Limitation: Lead developer (staltz) stepped away mid-2024. Development status uncertain. Worth studying the design documents even if the implementation stalls.
Comparative Assessment for Prototypes
| Library/Tool | Relevant Prototypes | Layer | Priority |
|---|---|---|---|
| Iroh | 1, 4, 5 | Networking + data sync | Must evaluate |
| Apple Wi-Fi Aware | 2, 3 | iOS transport | Must evaluate (when iOS 26 ships) |
| Loro | 4 | CRDT data layer | Must evaluate |
| OpenMLS | 4 | Group encryption | Must evaluate |
| Keyhive/Beelay | 4 | Access control + E2E for CRDTs | Must evaluate |
| Willow/Earthstar | 4, 5 | Sync protocol + data model | Must evaluate |
| SimpleX Chat | 1 | Architecture reference | Study closely |
| Zemzeme | 2 | BLE mesh reference (Android) | Study closely |
| Ditto | 2, 5 | Architecture reference (commercial) | Study closely |
| Bridgefy | 2 | BLE mesh reference (commercial) | Study closely |
| Cwtch | 1, 5 | Metadata resistance patterns | Study closely |
| Jazz | 4 | Social feed CRDT model | Worth tracking |
| Keet/Holepunch | 1, 4 | Mobile P2P messaging at scale | Worth tracking |
How the Prototypes Relate
Each prototype isolates one layer of the full architecture:
Full Architecture Prototype Coverage
───────────────── ──────────────────
┌───────────────┐
│ Social Feed │ ◄──────── Prototype 4 (encrypted feeds)
├───────────────┤
│ Messaging │ ◄──────── Prototype 1 (Tor) + Prototype 2 (BLE)
├───────────────┤
│ Key Exchange │ ◄──────── Prototype 3 (NFC/QR + BLE discovery)
├───────────────┤
│ Transport │ ◄──────── Prototype 1 (Tor) + Prototype 2 (Bluetooth)
│ │ Prototype 5 (WiFi relay) + Prototype 6 (BLE relay)

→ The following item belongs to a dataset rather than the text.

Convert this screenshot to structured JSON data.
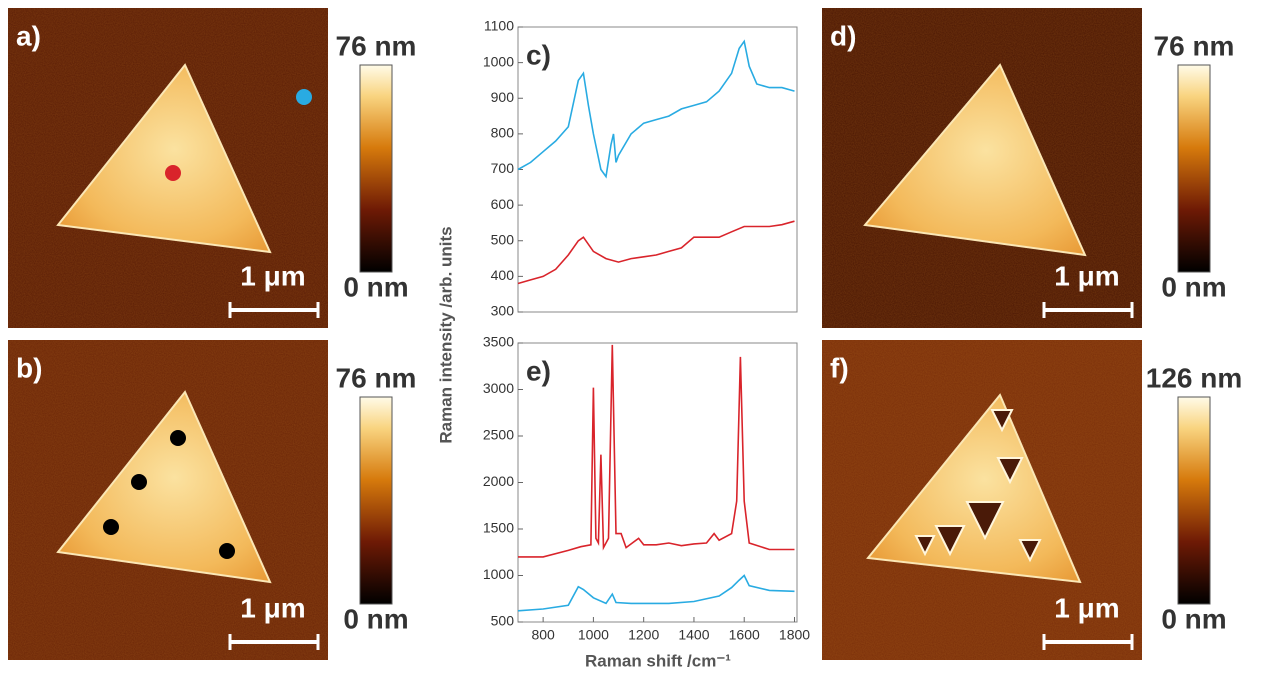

│ │ Prototype 7 (LoRa — km-range)
└───────────────┘
No single prototype covers the full stack, but together they validate every major component. The eventual full build can draw on working code and real-world lessons from each prototype.
Suggested Order
- Prototype 1 (Tor chat) — quickest to get working, most existing code to build on
- Prototype 5 (WiFi relay server) — second easiest, standard server dev, validates the local server model
- Prototype 3 (Key exchange) — core UX interaction, essential to validate early
- Prototype 2 (BLE messenger) — the hardest transport problem, benefits from key exchange learnings
- Prototype 4 (Feed model) — can be built in parallel, independent of transport
- Prototype 6 (BLE relay) — builds on BLE learnings from Prototype 2, tests relay hardware
- Prototype 7 (LoRa mesh) — evaluate after BLE relay; extends the relay concept to km-scale; minimal start is Meshtastic off-the-shelf
What Comes After
Once the prototypes exist, the path forward becomes clearer:
- Combine Prototypes 2 + 3: BLE discovery with proper key exchange → authenticated proximity messaging
- Add Prototype 4's feed model on top of any transport → proximity-based social feed
- Add Prototype 1's Tor layer as opt-in online mode → messages can reach contacts who aren't nearby
- Prototype 5 as community infrastructure: Local servers at gathering places, events, or community spaces provide reliable async messaging without internet
- Prototype 6 as mesh building block: Multiple BLE relay devices in an area create a delay-tolerant network
- Prototype 7 as long-range transport: LoRa extends message delivery to km-scale for rural and large outdoor scenarios where BLE and WiFi fall short — a last-resort transport layer when all other options are unavailable
- Address iOS: WiFi relay (Prototype 5) works on iOS with zero platform restrictions — this may be the easiest path to cross-platform
The prototypes de-risk the full build by proving each piece independently before integration.